Founded in 2012, Kango is an app-based rideshare and childcare service for families, providing rides to get kids wherever they need to go. The minimum cost per ride is $16.
In addition to filling a niche for working parents who need to get their kids to and from a wide variety of after-school activities, the company partners directly with schools, camps and other youth organizations. The majority of Kango drivers use their own vehicles, but a select number use Chrysler hybrid minivans, courtesy of a partnership with the vehicle manufacturer.
As Kango grows its school transportation business, “we don’t see ourselves as replacing the yellow school bus,” Schaer said, “but as a complementary service.”
For example, Kango can help districts meet “sub-optimal routes,” where it doesn’t necessarily make sense to operate a 38-child school bus.
Kango currently operates in San Francisco and neighborhoods in Los Angeles. The plan is to expand to the rest of the state and then outside of California, Schaer said.
A growing number of startups now occupy the kids’ ride-sharing space.
The largest, Zum, launched in 2015 and serves Arizona, California, Florida, Illinois and Texas. Like Kango, Zum originally targeted parents making individual bookings for their children, but now focuses almost entirely on school transportation.
Like its competitors, Kango has a rigorous screening and in-person interview process for all drivers and child-care providers. The process includes multiple background checks, DMV record checks, employer reference checks, vehicle inspections, fingerprinting and TrustLine caregiver certification.

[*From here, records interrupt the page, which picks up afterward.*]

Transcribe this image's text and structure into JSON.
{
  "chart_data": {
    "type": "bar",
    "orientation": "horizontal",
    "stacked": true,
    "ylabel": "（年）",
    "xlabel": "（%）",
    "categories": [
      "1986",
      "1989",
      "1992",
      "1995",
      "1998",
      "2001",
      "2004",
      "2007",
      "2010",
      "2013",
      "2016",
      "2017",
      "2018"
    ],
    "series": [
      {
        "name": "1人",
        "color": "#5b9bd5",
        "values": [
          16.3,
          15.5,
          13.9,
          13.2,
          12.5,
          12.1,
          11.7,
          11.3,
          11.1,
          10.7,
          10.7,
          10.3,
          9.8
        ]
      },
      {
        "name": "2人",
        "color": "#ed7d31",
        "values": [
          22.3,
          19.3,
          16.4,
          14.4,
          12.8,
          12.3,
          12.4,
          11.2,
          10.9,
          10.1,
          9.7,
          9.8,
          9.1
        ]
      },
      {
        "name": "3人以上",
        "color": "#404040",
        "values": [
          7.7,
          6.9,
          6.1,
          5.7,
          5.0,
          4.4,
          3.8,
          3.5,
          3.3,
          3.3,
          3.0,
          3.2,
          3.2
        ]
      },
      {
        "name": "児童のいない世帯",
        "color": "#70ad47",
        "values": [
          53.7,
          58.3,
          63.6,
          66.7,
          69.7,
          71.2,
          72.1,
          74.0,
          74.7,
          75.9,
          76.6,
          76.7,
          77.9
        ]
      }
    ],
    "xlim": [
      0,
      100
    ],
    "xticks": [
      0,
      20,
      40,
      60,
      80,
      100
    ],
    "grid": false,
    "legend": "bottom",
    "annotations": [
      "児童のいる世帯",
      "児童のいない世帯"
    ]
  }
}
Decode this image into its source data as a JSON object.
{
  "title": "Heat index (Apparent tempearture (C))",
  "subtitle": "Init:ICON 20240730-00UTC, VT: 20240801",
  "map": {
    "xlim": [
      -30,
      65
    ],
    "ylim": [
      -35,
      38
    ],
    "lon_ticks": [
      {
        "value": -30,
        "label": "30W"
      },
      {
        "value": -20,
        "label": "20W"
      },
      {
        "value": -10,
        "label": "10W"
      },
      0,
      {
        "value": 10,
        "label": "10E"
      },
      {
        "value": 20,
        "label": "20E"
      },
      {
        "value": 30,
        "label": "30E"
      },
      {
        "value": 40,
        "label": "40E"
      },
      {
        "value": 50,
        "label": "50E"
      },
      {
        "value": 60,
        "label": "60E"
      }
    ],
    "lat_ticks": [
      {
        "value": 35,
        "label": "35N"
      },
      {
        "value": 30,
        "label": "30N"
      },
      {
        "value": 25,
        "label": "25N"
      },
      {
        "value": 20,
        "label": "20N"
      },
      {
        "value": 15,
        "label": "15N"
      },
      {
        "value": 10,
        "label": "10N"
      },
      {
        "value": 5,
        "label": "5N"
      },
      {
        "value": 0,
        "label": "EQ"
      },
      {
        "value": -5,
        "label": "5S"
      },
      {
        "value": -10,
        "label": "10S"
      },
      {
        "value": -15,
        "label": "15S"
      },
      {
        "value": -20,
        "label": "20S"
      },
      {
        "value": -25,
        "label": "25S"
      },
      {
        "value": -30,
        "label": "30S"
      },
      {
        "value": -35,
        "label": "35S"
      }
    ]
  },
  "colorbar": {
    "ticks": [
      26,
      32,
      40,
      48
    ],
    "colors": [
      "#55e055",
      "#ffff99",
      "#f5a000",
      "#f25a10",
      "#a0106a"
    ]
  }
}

Kango is the only ride-share service insured to drive children of all ages and offers on-demand, same-day rides with no cut-off time for booking, the company claims.
Asked about a common criticism leveled against ride sharing – that it puts more cars on the road and siphons bus ridership – Schaer said, “what we see is we are replacing parents’ vehicles at the schools.” What is more, Kango vans have a higher likelihood of picking up multiple kids at school, she said, rather than parents who tend to pick up their kids individually.
Kango started out as peer-to-peer carpool platform, and the app still hosts carpool groups, where parents can post notes requesting shared rides with other families.
The latest funding round brings the total amount of money Kango has raised to $5.6 million.